Wednesday, December 03, 2008

Gingerbread , Cannibals, Pina Coloda Mix, and Pinheads


With a title like that, you know it is going to be another installment in Goody's Holiday Memories (tm). If you just want the gingerbread recipe, skip to the bottom.

The last year that my mother was alive she discovered a line of drink mixes that had the alcohol already in it. While that might elicit a "yuck" from many people, my mother considered this to be one of the Twentieth Century's greatest inventions-I mean, right up there with the Xerox machine. Mind you, she was diabetic and had no business drinking, much less drinking pre-mixed Pina Coloda mix, but she did and she loved it. As I recall it had a pretty low alcohol content so you'd have to drink quite a bit of it to get drunk, but it still had a bit of kick. I think my mother liked it because it was a drink without really "drinking." You know, more of a weak cocktail. No one would have said a word if she wanted to swill straight gin from a bottle in the freezer (oh what, like you never do that?) but to people of her generation a mixed drink was "nicer." Anyway, the bottle of pina coloda mix had a place of honour in the door of the fridge.

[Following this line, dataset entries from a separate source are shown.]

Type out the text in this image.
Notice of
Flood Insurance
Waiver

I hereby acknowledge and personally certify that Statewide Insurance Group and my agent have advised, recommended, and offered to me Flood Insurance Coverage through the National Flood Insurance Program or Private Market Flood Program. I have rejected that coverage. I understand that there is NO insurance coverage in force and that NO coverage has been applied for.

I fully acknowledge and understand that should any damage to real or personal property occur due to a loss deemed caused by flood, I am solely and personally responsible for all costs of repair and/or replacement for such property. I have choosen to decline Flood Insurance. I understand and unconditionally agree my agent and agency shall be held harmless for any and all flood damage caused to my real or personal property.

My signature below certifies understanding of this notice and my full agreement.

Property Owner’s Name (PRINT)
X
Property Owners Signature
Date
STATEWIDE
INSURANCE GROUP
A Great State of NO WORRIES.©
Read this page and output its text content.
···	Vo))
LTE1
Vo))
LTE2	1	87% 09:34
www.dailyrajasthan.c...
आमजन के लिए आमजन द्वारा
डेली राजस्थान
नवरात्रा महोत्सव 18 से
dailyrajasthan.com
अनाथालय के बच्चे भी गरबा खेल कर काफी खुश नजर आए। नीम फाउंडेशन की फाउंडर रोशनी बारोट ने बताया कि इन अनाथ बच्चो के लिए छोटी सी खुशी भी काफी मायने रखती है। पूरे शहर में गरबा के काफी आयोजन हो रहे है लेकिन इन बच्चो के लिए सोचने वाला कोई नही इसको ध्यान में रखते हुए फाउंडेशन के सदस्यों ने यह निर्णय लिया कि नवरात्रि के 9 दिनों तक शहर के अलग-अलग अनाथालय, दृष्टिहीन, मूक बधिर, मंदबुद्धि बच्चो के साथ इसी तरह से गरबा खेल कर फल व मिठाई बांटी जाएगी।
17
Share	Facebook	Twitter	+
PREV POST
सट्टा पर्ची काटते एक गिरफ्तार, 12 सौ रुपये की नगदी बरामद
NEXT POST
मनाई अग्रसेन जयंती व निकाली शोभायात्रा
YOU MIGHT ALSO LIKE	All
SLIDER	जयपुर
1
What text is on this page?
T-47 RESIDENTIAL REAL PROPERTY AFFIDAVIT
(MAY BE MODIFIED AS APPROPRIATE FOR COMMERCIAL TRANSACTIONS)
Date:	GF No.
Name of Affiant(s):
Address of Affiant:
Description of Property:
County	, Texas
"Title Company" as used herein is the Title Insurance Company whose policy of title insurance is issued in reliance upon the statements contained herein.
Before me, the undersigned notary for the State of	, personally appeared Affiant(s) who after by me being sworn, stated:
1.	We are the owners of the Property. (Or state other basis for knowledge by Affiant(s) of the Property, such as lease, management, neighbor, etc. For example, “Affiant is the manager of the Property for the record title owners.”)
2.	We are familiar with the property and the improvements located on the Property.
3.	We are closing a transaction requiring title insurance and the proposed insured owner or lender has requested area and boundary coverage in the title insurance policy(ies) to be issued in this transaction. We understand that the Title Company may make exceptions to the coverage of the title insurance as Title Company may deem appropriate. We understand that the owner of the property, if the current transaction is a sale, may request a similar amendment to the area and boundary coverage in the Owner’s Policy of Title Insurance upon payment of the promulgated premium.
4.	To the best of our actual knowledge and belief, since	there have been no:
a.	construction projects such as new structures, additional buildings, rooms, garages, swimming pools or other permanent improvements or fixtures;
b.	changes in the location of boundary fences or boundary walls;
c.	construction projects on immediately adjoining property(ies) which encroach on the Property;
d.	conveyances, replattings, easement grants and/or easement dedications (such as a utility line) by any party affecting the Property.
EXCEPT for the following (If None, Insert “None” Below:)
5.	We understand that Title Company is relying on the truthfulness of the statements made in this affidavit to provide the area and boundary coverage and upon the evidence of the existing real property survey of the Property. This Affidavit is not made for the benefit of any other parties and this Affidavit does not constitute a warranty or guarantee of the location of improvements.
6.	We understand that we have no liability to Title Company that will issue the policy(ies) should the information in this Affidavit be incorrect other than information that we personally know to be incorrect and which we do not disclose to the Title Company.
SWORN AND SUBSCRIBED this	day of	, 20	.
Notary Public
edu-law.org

Christmastime rolled around and my mother suddenly gets weepy and expresses a desire to bake Christmas cookies with me. I was about to graduate from my undergrad studies and she suddenly realised we'd never baked cookies together.
"You're going to graduate and move away and I'll never see you again." she complained a bit more emotionally than I would have expected from her. I tried to reassure her I would still be around, but finally she blurted out:
"You're going to end up like the Rockefeller boy."

Oh. Um. Well, she'd managed to avoid saying it the four years I'd been pursuing an anthropology degree but at last she'd uttered her great fear that I'd be eaten by cannibals and we'd never have baked so much as a tray of cookies together. Much as I promised never to go to New Guinea, she still wanted to bake the cookies, so we got out the cookbook and mixed up a batch of gingerbread. This is a great time to take a break for a joke:

Two cannibals are sitting around a campfire eating when one cannibal says,
"I hate my mother-in-law" and the other cannibal says,
"So try the potatoes."

Right. So we might have had a few glasses of the pina coloda mix at that point, and my mother brings out the beautiful copper cookie cutter pictured above. I'd never seen it, and she couldn't remember where it came from, but there it was just waiting to make cookies. I tossed the chilled hunk of gingerbread dough on the table and realised I couldn't roll it. I mean, even warmed up, the thing wouldn't budge. How she ever worked that much flour into it without busting the gears of the mixer I'll never know, but that mass of dough wasn't going to be rolled out by the force of either of our upper-body strength. I think we managed to do two or three before finally giving up. The kitchen was covered in flour, there was a sink filled with dishes and we were running low on pina coloda mix. I sat at her kitchen table for a minute before taking a good look at the cookie cutter.

"Ma?"
"Yeah?"
"Why is the gingerbread man a pinhead?"

My mother wasn't exactly dour, but she also didn't fall apart laughing much-until the day she decided to bake cookies. We never did figure out why the gingerbread man was a pinhead, or where she found it to begin with, but it was the last Christmas I spent with my mother and I'm glad I'm able to remember her having fun. By spring she was gone. I suppose she'd be pleased to know I use the pinhead gingerbread man every year now to amuse her grandson and that thankfully (at least, so far) I haven't been eaten by cannibals.

You Will Need:
(modified from the Betty Crocker Picture Cookbook)

1/3 cup soft shortening (I don't use butter for these as they keep better with Crisco)
1 cup brown sugar
1 1/2 cups full flavour molasses (yes, that is a lot)
1/2 cup cold water
7 cups all purpose flour
1 teaspoon salt
1 teaspoon allspice
1 teaspoon ginger
1 teaspoon cloves
1 teaspoon cinnamon or cardamom
2 teaspoons baking soda dissolved in 3 tablespoons cold water

Mix together the shortening, brown sugar, and molasses. Stir in the cold water/ Sift together dry ingredients and add to the first mixture. Stir in the baking soda and water. Mix well and chill, several hours.

The dough will be sticky, so use enough flour to keep it from sticking but not so much that it makes the cookies tough. Roll them out very thick (about 1/2 inch). Bake in a 350 oven for about fifteen minutes. Cool on pan two minutes, then remove to a rack. Makes about a dozen.